I want to share a major victory I had with my IC in the area of retention. It has been six months since I had an episode of retention and I feel that this is my first sure deal victory since the onset of IC. Maybe it's too early to tell for sure, but I want to get the word out there because if you are suffering and running to the emergency room you need to know this. About seven months ago at the advice of my doctor I decided to give a urologist another chance at me. I had been suffering for a year or so with episodic retention about monthly. The urologist recommended amytriptaline and physical therapy for my IC and retention. Here's how that went.

The amytriptaline was supposed to reduce the pain messages to the brain that she claims are hyper vigilant and misfiring. After about two weeks I had to get off the medication due to an increased sensation of depression and anxiety. That medication is definitely not for me, though when I quit it, it seemed to me that it might have been causing a reduction in pain symptoms. In other words, my pain seemed to increase when I went off the amytriptaline. It's hard to be sure because my pain fluctuates anyway.

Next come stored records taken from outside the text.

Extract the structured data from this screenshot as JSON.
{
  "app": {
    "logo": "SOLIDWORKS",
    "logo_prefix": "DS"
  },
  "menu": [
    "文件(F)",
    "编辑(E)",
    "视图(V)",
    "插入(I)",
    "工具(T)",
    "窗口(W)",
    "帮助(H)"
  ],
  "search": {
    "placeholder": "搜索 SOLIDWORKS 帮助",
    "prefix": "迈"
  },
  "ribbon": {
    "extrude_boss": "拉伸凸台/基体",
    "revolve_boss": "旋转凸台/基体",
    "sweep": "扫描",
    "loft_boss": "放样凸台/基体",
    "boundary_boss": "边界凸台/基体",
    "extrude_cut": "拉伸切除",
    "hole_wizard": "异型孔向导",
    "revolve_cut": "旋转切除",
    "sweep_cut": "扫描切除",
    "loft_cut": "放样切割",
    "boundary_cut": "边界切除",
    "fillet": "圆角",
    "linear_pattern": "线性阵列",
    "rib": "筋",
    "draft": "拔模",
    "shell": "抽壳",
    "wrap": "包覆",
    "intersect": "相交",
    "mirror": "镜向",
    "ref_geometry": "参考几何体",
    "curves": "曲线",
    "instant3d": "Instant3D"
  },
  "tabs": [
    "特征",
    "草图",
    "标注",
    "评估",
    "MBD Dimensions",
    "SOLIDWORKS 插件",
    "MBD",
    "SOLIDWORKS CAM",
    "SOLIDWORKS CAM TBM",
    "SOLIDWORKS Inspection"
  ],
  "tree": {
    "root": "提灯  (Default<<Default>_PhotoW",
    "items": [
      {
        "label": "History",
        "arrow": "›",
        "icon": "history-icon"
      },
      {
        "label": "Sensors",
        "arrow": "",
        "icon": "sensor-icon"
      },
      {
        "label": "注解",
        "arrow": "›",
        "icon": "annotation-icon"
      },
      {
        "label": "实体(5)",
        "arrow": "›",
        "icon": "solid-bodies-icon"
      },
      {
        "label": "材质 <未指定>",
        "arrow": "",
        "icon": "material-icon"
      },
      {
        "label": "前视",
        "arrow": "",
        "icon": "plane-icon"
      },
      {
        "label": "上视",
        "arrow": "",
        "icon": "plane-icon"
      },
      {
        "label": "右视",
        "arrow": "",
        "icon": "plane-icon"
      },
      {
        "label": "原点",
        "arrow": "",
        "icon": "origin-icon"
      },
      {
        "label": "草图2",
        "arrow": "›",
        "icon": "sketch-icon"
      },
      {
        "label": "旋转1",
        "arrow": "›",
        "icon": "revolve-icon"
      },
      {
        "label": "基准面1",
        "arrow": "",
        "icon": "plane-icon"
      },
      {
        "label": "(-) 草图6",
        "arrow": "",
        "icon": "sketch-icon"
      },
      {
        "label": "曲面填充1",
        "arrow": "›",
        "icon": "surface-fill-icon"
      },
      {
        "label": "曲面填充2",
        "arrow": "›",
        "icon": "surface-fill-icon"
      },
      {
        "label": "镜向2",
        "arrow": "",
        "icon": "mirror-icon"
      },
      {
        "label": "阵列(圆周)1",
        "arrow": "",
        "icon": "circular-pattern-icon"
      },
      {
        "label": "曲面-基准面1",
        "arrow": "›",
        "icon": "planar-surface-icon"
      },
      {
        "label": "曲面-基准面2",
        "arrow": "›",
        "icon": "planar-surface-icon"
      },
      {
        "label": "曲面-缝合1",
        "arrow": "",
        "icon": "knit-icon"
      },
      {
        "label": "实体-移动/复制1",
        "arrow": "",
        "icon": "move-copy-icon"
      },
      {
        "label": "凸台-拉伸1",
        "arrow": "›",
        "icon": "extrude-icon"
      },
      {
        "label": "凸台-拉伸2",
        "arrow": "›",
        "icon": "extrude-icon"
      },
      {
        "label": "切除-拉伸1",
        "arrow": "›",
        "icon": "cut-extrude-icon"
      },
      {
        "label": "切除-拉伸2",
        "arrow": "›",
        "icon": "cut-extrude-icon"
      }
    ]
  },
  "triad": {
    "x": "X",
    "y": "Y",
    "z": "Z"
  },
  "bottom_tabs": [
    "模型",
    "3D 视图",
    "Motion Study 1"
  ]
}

As for the physical therapy, I can't recommend it enough. Pelvic tension was found to be a big player in my IC symptoms, and my retention issues are, at least for the time being, gone. IC sisters will be developing a yoga video of helpful exercises, but in the meantime, consider seeing a physical therapist that specializes in Interstitial Cystitis.

There are many blogs where people share their experiences with TENS Units curing their IC pain, so other IC sufferers have also discovered a muscular-IC pain link. In the eighties I took Hytrin, a smooth muscle relaxer which also eased my symptoms some. There is quite a bit of evidence supporting the theory of a muscular component to IC pain, and from my own experience, I feel you must know that if you suffer from retention you should give physical therapy a try.